While your lookup is pretty big for Splunk, it is not too big. When a lookup CSV file size is less than 10MB, it is loaded into an in-memory index, which is very fast. If you can afford the memory footprint and want to increase the size, you can set
max_memtable_bytes in limits.conf.
When a lookup CSV file is larger than that, Splunk will create an index for the lookup file on disk. You will see the index file alongside the CSV file in the lookups directory. Every time that Splunk needs to access the lookup table, it examines the timestamp of the CSV file and the index file, and rebuilds the index file if needed.
A lookup file larger than 2GB can be problematic, if it becomes part of a "knowledge bundle," but I doubt that this will be an issue in your case.

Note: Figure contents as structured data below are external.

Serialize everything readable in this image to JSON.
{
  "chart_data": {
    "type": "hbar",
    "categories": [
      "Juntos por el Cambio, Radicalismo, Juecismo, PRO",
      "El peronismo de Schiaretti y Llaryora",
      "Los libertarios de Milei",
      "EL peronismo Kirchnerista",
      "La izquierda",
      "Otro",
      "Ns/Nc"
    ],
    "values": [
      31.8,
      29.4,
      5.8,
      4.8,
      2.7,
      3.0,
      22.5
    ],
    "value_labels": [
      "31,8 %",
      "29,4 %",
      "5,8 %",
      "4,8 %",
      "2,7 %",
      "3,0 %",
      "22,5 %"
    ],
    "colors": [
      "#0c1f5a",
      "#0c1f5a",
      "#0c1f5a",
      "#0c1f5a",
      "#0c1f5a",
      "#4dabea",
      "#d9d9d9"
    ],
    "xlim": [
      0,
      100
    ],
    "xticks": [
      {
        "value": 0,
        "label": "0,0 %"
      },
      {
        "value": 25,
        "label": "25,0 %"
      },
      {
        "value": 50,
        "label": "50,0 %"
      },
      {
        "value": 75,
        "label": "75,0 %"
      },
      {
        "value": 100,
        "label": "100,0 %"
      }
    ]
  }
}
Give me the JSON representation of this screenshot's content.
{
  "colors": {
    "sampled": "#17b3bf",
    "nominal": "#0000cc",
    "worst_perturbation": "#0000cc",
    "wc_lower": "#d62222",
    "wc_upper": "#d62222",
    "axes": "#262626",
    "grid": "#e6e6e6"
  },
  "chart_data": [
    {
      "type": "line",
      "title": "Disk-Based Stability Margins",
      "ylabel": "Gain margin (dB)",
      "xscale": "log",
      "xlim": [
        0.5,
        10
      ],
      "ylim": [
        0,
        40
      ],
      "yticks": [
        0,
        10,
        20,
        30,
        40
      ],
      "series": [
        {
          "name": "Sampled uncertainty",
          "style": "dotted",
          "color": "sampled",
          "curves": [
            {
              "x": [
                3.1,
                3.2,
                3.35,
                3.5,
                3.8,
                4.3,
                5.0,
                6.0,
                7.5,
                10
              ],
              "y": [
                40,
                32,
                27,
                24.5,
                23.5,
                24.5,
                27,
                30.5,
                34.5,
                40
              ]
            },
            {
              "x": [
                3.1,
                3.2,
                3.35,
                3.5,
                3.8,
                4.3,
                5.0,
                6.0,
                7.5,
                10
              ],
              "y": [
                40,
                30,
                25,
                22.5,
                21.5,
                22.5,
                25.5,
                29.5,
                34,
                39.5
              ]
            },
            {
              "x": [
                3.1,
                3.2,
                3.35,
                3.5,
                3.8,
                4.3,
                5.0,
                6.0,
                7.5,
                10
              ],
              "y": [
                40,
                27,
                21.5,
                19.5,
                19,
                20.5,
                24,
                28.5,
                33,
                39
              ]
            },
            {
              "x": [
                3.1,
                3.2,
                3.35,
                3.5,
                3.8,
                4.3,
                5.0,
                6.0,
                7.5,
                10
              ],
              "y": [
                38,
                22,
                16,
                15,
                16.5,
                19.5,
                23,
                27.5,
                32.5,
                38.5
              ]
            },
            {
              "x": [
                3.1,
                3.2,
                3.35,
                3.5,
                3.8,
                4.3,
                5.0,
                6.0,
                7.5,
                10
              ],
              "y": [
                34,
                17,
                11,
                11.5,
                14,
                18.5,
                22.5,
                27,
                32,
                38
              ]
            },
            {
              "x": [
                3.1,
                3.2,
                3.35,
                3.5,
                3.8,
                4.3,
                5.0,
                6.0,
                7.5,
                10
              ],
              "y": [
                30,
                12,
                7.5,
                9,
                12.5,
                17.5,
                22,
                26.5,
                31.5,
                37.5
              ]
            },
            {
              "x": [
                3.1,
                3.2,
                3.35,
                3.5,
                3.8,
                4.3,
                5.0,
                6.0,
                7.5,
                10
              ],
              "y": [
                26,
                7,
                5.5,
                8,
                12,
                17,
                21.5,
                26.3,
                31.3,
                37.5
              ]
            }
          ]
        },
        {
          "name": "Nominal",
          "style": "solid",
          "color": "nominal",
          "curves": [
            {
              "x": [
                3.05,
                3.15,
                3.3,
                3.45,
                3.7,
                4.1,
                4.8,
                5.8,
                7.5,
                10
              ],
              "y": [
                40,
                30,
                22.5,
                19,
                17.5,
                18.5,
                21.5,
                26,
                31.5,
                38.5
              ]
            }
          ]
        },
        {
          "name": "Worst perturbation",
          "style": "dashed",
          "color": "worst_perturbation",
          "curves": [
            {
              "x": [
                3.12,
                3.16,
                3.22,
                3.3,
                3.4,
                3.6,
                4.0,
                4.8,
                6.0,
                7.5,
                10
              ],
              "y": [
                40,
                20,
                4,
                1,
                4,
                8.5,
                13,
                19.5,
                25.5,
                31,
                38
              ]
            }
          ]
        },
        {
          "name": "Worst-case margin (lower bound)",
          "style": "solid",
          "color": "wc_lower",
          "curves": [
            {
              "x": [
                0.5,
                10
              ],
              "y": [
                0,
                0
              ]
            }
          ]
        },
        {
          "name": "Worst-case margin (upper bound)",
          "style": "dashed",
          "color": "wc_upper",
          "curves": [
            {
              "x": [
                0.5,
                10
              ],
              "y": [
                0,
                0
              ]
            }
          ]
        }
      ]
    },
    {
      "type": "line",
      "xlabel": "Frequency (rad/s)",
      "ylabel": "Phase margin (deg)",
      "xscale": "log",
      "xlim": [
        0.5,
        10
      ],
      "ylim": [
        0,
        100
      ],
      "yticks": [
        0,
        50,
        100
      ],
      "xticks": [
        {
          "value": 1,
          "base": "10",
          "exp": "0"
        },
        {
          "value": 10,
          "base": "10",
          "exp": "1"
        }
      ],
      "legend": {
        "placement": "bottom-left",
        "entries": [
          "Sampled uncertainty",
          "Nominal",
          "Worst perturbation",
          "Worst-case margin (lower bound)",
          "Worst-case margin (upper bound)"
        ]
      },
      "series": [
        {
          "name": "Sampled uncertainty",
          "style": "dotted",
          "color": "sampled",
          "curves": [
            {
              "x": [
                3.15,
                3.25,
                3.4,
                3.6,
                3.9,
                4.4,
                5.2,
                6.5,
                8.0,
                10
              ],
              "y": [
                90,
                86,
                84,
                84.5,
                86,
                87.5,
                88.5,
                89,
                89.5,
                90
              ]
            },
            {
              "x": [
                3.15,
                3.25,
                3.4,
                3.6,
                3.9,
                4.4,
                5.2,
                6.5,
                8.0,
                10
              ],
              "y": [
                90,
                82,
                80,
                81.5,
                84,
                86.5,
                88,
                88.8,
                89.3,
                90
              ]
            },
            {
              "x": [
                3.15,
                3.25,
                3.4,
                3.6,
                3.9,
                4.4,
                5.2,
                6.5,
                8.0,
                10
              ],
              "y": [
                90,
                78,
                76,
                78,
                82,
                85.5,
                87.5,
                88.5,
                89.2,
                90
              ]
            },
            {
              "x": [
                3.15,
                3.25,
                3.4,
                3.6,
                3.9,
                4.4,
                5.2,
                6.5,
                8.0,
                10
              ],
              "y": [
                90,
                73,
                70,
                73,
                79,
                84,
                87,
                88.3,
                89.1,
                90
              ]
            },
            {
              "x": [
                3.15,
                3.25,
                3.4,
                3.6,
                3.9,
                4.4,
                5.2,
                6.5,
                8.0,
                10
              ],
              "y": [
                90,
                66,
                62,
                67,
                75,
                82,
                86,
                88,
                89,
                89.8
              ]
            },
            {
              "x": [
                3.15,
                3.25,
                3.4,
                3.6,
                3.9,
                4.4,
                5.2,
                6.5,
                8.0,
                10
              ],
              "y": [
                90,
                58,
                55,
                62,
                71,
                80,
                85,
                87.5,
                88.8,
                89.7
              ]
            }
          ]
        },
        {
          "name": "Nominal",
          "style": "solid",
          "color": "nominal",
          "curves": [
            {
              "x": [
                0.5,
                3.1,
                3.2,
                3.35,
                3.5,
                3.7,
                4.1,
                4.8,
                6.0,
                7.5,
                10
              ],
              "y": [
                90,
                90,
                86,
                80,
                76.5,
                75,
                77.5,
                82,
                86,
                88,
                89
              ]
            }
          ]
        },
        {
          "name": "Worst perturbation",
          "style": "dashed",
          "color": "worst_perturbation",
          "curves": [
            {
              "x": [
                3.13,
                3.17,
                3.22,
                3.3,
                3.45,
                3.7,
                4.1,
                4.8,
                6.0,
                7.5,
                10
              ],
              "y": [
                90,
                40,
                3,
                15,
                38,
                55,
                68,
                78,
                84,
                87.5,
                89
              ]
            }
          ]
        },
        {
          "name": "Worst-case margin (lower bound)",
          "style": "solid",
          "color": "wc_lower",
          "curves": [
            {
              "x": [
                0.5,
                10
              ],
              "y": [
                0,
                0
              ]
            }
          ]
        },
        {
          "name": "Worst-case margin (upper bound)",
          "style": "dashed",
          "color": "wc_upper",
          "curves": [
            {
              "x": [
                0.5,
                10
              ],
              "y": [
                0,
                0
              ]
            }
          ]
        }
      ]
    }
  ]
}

So - what is the size of your lookup file - not the number of lines?
Also, if the CSV file is generated every night, the first search that triggers a rebuild of the index file will be slow.
All of the above is to explain "how it works" if you don't use the KV Store. However, rebuilding the KV store is also an undertaking if you do it every night. Must you do a complete replacement of the KV Store, or could you set things up so that you only had to add/update/delete the relevant KV store entries? I know the add/update/delete might require more sophisticated code, but otherwise you are deleting and rebuilding the entire KV store every night. I am not sure that is an improvement over the basic CSV functionality, so perhaps it would make more sense to use the CSV file after all...

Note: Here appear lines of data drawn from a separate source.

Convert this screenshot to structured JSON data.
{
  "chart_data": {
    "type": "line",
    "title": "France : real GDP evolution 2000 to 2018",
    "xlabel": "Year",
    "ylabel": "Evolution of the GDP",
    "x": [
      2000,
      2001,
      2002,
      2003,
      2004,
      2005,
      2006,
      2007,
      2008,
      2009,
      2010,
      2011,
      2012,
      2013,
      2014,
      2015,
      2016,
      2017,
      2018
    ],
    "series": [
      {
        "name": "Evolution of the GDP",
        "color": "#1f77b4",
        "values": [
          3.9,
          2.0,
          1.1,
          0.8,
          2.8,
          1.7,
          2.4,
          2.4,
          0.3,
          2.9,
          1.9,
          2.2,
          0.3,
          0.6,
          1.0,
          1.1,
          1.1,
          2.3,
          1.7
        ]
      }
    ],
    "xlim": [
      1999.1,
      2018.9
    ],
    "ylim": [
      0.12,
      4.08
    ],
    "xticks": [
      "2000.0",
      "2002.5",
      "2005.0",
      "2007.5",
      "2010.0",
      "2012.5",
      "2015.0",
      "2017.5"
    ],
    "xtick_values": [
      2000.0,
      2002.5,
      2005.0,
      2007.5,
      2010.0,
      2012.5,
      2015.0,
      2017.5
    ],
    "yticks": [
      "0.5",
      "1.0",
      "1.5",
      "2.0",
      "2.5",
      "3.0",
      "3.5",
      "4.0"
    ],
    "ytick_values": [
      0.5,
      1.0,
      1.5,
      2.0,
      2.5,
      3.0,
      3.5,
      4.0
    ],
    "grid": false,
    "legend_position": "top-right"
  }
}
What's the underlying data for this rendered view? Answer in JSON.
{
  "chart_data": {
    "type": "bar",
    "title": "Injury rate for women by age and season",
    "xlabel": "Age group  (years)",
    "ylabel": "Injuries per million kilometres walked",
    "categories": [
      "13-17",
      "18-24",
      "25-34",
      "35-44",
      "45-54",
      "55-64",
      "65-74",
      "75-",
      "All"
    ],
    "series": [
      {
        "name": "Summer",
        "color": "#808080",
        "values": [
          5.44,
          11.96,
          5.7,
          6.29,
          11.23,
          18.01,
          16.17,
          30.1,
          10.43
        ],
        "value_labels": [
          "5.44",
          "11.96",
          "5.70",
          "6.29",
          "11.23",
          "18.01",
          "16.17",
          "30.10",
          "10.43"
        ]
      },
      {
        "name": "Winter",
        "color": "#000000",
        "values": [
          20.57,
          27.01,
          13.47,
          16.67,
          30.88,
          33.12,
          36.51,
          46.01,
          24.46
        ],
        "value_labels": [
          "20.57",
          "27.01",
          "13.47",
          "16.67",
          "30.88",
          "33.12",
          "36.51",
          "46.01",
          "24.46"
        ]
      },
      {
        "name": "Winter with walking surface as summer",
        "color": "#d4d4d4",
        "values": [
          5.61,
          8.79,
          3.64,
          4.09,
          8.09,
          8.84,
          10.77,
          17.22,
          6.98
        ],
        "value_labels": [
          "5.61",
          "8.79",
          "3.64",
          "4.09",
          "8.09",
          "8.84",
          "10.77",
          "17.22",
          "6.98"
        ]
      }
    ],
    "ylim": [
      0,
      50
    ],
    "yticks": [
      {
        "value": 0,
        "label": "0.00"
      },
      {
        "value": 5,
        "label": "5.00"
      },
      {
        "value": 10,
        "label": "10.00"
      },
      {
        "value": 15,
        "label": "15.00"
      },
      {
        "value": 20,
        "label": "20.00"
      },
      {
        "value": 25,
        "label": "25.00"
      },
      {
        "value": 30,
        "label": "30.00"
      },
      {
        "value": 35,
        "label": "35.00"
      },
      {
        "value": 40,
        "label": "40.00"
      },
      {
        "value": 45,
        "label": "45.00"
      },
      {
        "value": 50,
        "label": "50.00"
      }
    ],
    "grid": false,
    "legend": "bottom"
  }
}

Also, based on @ssievert's comment on another answer in this thread: In "6.3, kvstore lookups are distributed to search peers": Since you are running 6.3, the 2GB knowledge bundle restriction should no longer apply.

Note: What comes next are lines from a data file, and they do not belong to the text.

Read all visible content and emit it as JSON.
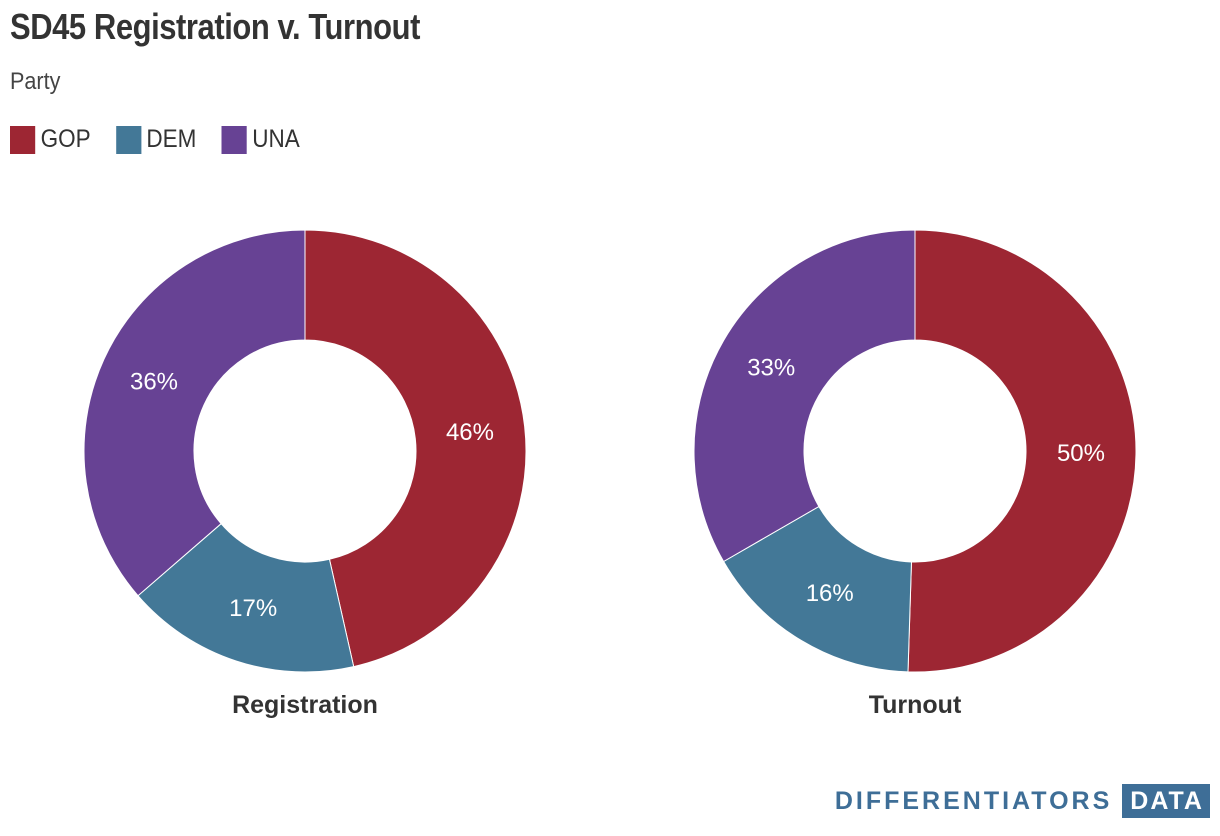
{
  "title": "SD45 Registration v. Turnout",
  "subtitle": "Party",
  "legend": [
    {
      "label": "GOP",
      "color": "#9d2633"
    },
    {
      "label": "DEM",
      "color": "#437897"
    },
    {
      "label": "UNA",
      "color": "#674294"
    }
  ],
  "brand": {
    "text": "DIFFERENTIATORS",
    "box_text": "DATA"
  },
  "chart_data": [
    {
      "type": "pie",
      "donut": true,
      "title": "Registration",
      "slices": [
        {
          "label": "GOP",
          "value": 46,
          "display": "46%",
          "color": "#9d2633"
        },
        {
          "label": "DEM",
          "value": 17,
          "display": "17%",
          "color": "#437897"
        },
        {
          "label": "UNA",
          "value": 36,
          "display": "36%",
          "color": "#674294"
        }
      ]
    },
    {
      "type": "pie",
      "donut": true,
      "title": "Turnout",
      "slices": [
        {
          "label": "GOP",
          "value": 50,
          "display": "50%",
          "color": "#9d2633"
        },
        {
          "label": "DEM",
          "value": 16,
          "display": "16%",
          "color": "#437897"
        },
        {
          "label": "UNA",
          "value": 33,
          "display": "33%",
          "color": "#674294"
        }
      ]
    }
  ]
}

The only way you're probably ever really going to know is to try both CSV and KVSTORE for your lookup, then inspect the job's timing.
I suggest starting with CSV and then simply copying the CSV into a KVSTORE (though, there's no reason why you couldn't go the other way). The KVSTORE will require some more setup (fields_list in
transforms etc.), however.
I've recently had some experience using KVSTORE (+200MB files and +500K lines). I was surprised when, initially, KVSTORE performance was worse then CSV for lookups (which was very poor also). However, KVSTORE did perform better when I started to using the
accelerated_fields options on the lookup fields, in
collections.conf. You may also want to define the
field data types for some fields. For example, a quoted floating point field in my input data was stored as a string (I believe). Doing this means
where field > num_value should work without having to do some
tonumber evals etc.
Actually, another great feature in 6.3 is the
inputlookup command's new
where clause (as mentioned above, careful with number fields) to filter the data set. As, no doubt you're aware, the more you reduce the data at each pipe the more efficient and generally quicker the query will be.
As a comparison of the two SPL queries I ended up testing; using CVS lookups took ~91 seconds and KVSTORE ~53 seconds. In the end KVSTORE was still not really quick enough for what was wanted.
I'm also really keen to hear other peoples experience (tips or tricks) using CSV or KVSTORE for large lookups.
The answers below are both good ones. Is there any reason why you cannot use a DB lookup and go straight against the database? Especially if your lookup data frequently changes, this may be the least involved approach and perform quite well if you can use indexed access to your DB table. Just wondering...
Is your concern search performance or size on disk?
- size on disk: you can include .gz file extension in your lookup population search and Splunk will compress it.
- search performance: if you are calling the lookup with the lookup command, you will want leave it as a flat file, since kvstore data is not replicated to the indexers, meaning you will lose the power of distribution and your search will be reduced back to the search head to preform the data enrichment.
The environment I came from, we successfully utilized many 500k line lookup tables that were 20+ columns wide.
Is this accurate as of 6.4? Is there any documentation on this at all?
We have kv stores in excess of 80GB per collection. If they are indeed distributed to search peers this would be an issue.